Вечером меня неожиданно перевезли в одиночную палату. В общем-то, я знала ее тяжелую известность. И у нас в госпитале была такая - угловая комната, переделанная из бывшей уборной. Туда клали умирающих. Из нее был только один путь - к безносому возчику Кузьме. Тогда еще не было и понятия "реанимация". Одиночка, однако, оказалась повеселее, выходила одним окном в школьный сад, за другим была железная дорога. Здесь было, конечно, лучше, чем в общей: чище воздух, ни стонов, ни ругани, но, с другой стороны, там ты все-таки не одна, общая боль помогает терпеть, здесь один на один со стенами. Видно, положение мое совсем плохо, думала я, вытирая слезы, крепилась. Да и нога не давала размышлять.

К вечеру ко мне явилась Валя, опять с кульком какой-то провизии, и уже с порога, возбужденно оглядываясь, заговорила:

- Ну, вот и славно! Лидка! Это я упросила начмеда, чтоб тебя сюда. Неудобно там, в палате. Бабы эти… Все слушают. Суды-пересуды. Лидка, милая! Я все знаю… Но подожди до завтра. Я нажала на все педали.

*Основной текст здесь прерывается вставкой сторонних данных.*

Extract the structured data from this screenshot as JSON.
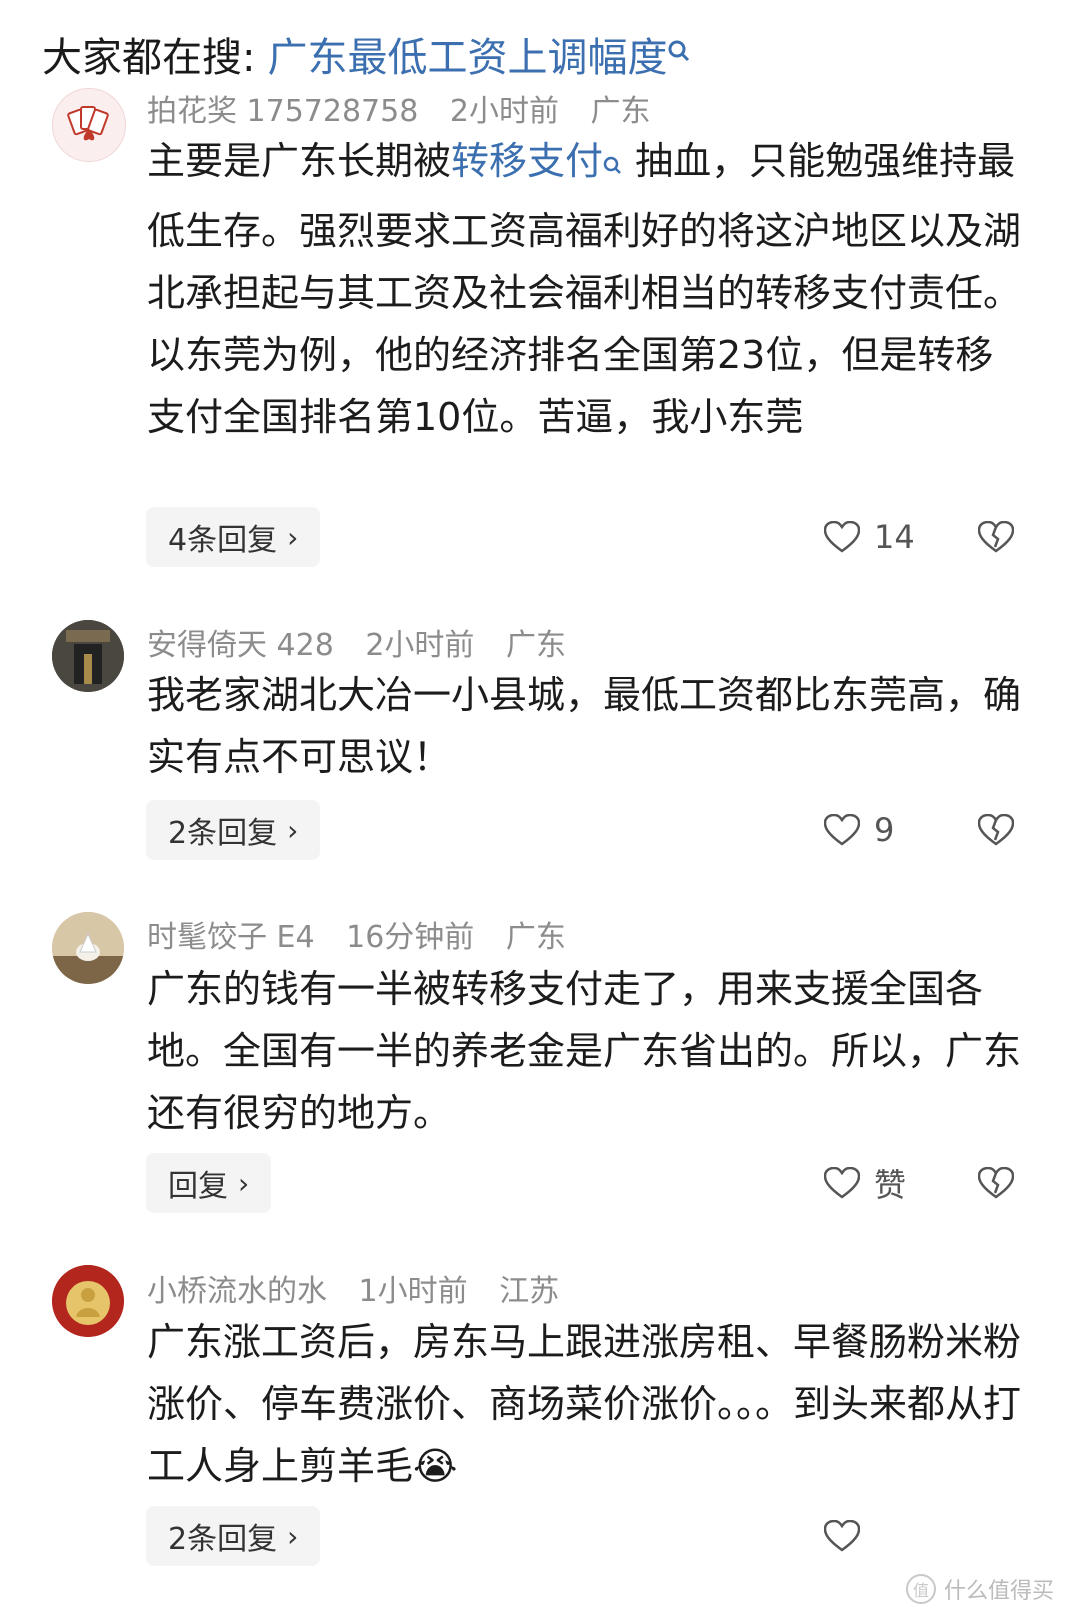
{
  "search": {
    "prefix": "大家都在搜:",
    "query": "广东最低工资上调幅度"
  },
  "comments": [
    {
      "username": "拍花奖 175728758",
      "time": "2小时前",
      "location": "广东",
      "text_before": "主要是广东长期被",
      "keyword": "转移支付",
      "text_after": " 抽血，只能勉强维持最低生存。强烈要求工资高福利好的将这沪地区以及湖北承担起与其工资及社会福利相当的转移支付责任。 以东莞为例，他的经济排名全国第23位，但是转移支付全国排名第10位。苦逼，我小东莞",
      "replies": "4条回复",
      "likes": "14"
    },
    {
      "username": "安得倚天 428",
      "time": "2小时前",
      "location": "广东",
      "text": "我老家湖北大冶一小县城，最低工资都比东莞高，确实有点不可思议！",
      "replies": "2条回复",
      "likes": "9"
    },
    {
      "username": "时髦饺子 E4",
      "time": "16分钟前",
      "location": "广东",
      "text": "广东的钱有一半被转移支付走了，用来支援全国各地。全国有一半的养老金是广东省出的。所以，广东还有很穷的地方。",
      "replies": "回复",
      "likes": "赞"
    },
    {
      "username": "小桥流水的水",
      "time": "1小时前",
      "location": "江苏",
      "text": "广东涨工资后，房东马上跟进涨房租、早餐肠粉米粉涨价、停车费涨价、商场菜价涨价。。。到头来都从打工人身上剪羊毛",
      "emoji": "😭",
      "replies": "2条回复",
      "likes": ""
    }
  ],
  "watermark": "什么值得买",
  "colors": {
    "link": "#3b6fb0",
    "meta": "#8c8c8c",
    "reply_bg": "#f4f4f4"
  }
}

Пенициллин ищут. А еще я одну старуху знаю, мама знает, травницу… Она ее лечила. И хорошо лечила. Завтра приведу… тихонько… Скажу, что родственница. Старуха капризная. И, говорят, из мертвых поднимала. Держись, Лидка! Держись! Приведу.

- Где это все берешь? - указала глазами на яблоки, свежие помидоры (опять были в кульке, те, вчерашние, мы палатой съели).

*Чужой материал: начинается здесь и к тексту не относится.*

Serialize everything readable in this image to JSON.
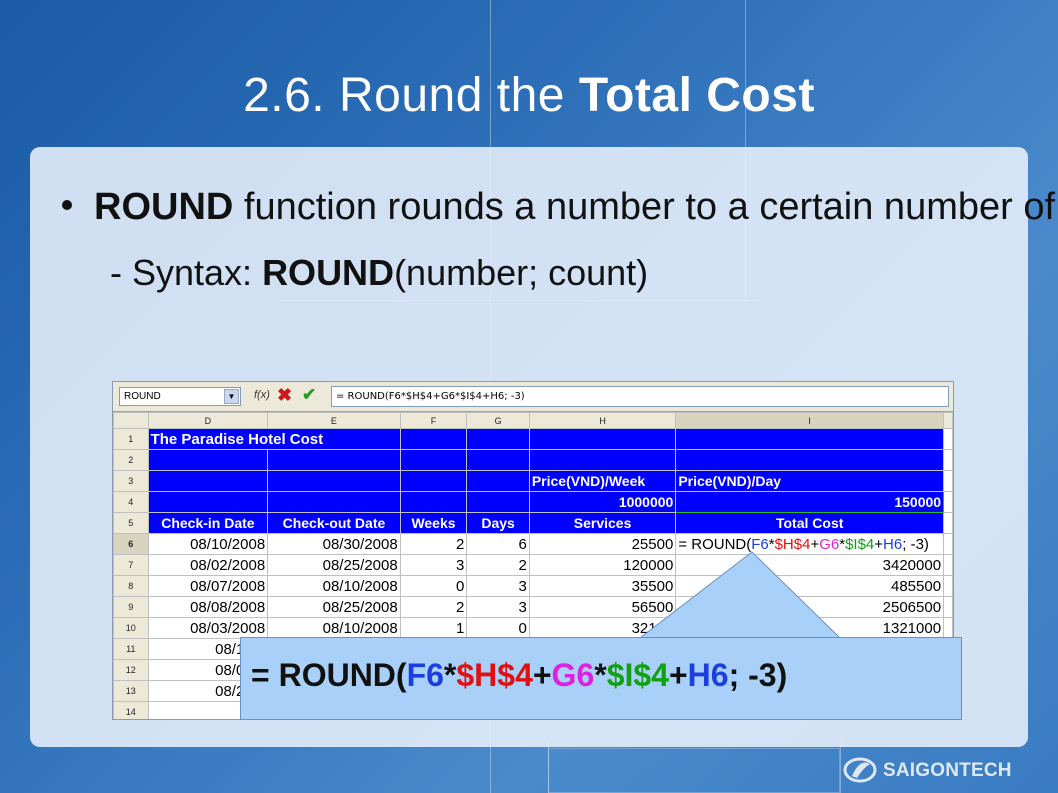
{
  "slide": {
    "title_prefix": "2.6. Round the ",
    "title_bold": "Total Cost",
    "bullet_bold": "ROUND",
    "bullet_rest": " function rounds a number to a certain number of decimal places.",
    "syntax_prefix": "- Syntax: ",
    "syntax_bold": "ROUND",
    "syntax_rest": "(number; count)",
    "brand": "SAIGONTECH"
  },
  "spreadsheet": {
    "name_box": "ROUND",
    "fx_label": "f(x)",
    "formula": "= ROUND(F6*$H$4+G6*$I$4+H6; -3)",
    "columns": [
      "D",
      "E",
      "F",
      "G",
      "H",
      "I"
    ],
    "row_numbers": [
      "1",
      "2",
      "3",
      "4",
      "5",
      "6",
      "7",
      "8",
      "9",
      "10",
      "11",
      "12",
      "13",
      "14"
    ],
    "sheet_title": "The Paradise Hotel Cost",
    "price_week_label": "Price(VND)/Week",
    "price_day_label": "Price(VND)/Day",
    "price_week_value": "1000000",
    "price_day_value": "150000",
    "headers": [
      "Check-in Date",
      "Check-out Date",
      "Weeks",
      "Days",
      "Services",
      "Total Cost"
    ],
    "rows": [
      {
        "checkin": "08/10/2008",
        "checkout": "08/30/2008",
        "weeks": "2",
        "days": "6",
        "services": "25500",
        "total": "= ROUND(F6*$H$4+G6*$I$4+H6; -3)"
      },
      {
        "checkin": "08/02/2008",
        "checkout": "08/25/2008",
        "weeks": "3",
        "days": "2",
        "services": "120000",
        "total": "3420000"
      },
      {
        "checkin": "08/07/2008",
        "checkout": "08/10/2008",
        "weeks": "0",
        "days": "3",
        "services": "35500",
        "total": "485500"
      },
      {
        "checkin": "08/08/2008",
        "checkout": "08/25/2008",
        "weeks": "2",
        "days": "3",
        "services": "56500",
        "total": "2506500"
      },
      {
        "checkin": "08/03/2008",
        "checkout": "08/10/2008",
        "weeks": "1",
        "days": "0",
        "services": "32100",
        "total": "1321000"
      },
      {
        "checkin": "08/19/2",
        "checkout": "",
        "weeks": "",
        "days": "",
        "services": "",
        "total": ""
      },
      {
        "checkin": "08/01/2",
        "checkout": "",
        "weeks": "",
        "days": "",
        "services": "",
        "total": ""
      },
      {
        "checkin": "08/26/2",
        "checkout": "",
        "weeks": "",
        "days": "",
        "services": "",
        "total": ""
      }
    ]
  },
  "callout": {
    "eq": "= ROUND(",
    "f6": "F6",
    "star1": "*",
    "h4": "$H$4",
    "plus1": "+",
    "g6": "G6",
    "star2": "*",
    "i4": "$I$4",
    "plus2": "+",
    "h6": "H6",
    "tail": "; -3)"
  },
  "colors": {
    "sheet_blue": "#0000ff",
    "callout_bg": "#a8d0f8",
    "ref_blue": "#1a3ee0",
    "ref_red": "#e01010",
    "ref_magenta": "#e020e0",
    "ref_green": "#10a010"
  }
}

Валя усмехалась уголком губ. Вот когда она стала красавица! Красивей, чем была! Раздалась в бедрах, пополнела приятной женской полнотой. Щеки цвели тонким розовым, как на фарфоре. Над слегка припухшими ее губами, сделав их еще чувственнее, неотрывнее, глянула женская коричневая кайма. Это была женщина в самом первом своем цветении, и, несмотря на всю жалкую суть своего положения, боль и безысходность, я минуту-другую молча любовалась ею. Валя-красавица. Валя-вишня!

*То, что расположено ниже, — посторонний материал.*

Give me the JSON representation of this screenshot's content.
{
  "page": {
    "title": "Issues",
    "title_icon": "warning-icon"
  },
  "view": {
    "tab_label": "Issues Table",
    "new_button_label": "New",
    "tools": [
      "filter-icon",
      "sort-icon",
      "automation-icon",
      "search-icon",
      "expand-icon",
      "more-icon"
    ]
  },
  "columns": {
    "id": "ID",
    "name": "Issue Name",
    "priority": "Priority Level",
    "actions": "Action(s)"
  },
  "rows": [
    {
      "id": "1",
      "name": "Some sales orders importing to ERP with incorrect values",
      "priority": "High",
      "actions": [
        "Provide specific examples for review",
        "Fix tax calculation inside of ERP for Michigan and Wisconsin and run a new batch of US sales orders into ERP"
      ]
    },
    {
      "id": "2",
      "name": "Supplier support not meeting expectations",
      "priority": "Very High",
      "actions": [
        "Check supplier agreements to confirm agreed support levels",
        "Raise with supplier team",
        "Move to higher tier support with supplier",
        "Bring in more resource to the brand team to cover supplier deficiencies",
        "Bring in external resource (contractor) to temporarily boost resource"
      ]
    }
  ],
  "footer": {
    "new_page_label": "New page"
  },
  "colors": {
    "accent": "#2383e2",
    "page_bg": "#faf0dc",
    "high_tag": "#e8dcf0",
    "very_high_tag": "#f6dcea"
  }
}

- Где все берешь… Зачем? - повторила я.

- Бог да добрые люди! - засияла голубой плутовской улыбкой. - Виктор Павлович здесь! Поняла?! Он меня сюда и устроил. Пока… что… Я только прибыла, приехала… Ну, позвонила ему. Просто так. Не делай большие глаза… Просто узнать… А он, знаешь, на "ЗИСе" за мной прикатил. Все устроил. Ходит как за писаной торбой! Я ему - нет! Честно сказала: "Замужем!" И про это - тоже… А он хоть бы что. Для меня, говорит, есть ты, и больше знать ничего не знаю! Каков? Я уж просто… Ну, ладно, Лида, милая… Держись. Думаю, он достанет все. Все лекарства. Связи - ого! А старуху приведу утром. Ну, побежала. Не куксись, Лидка. Поднимем..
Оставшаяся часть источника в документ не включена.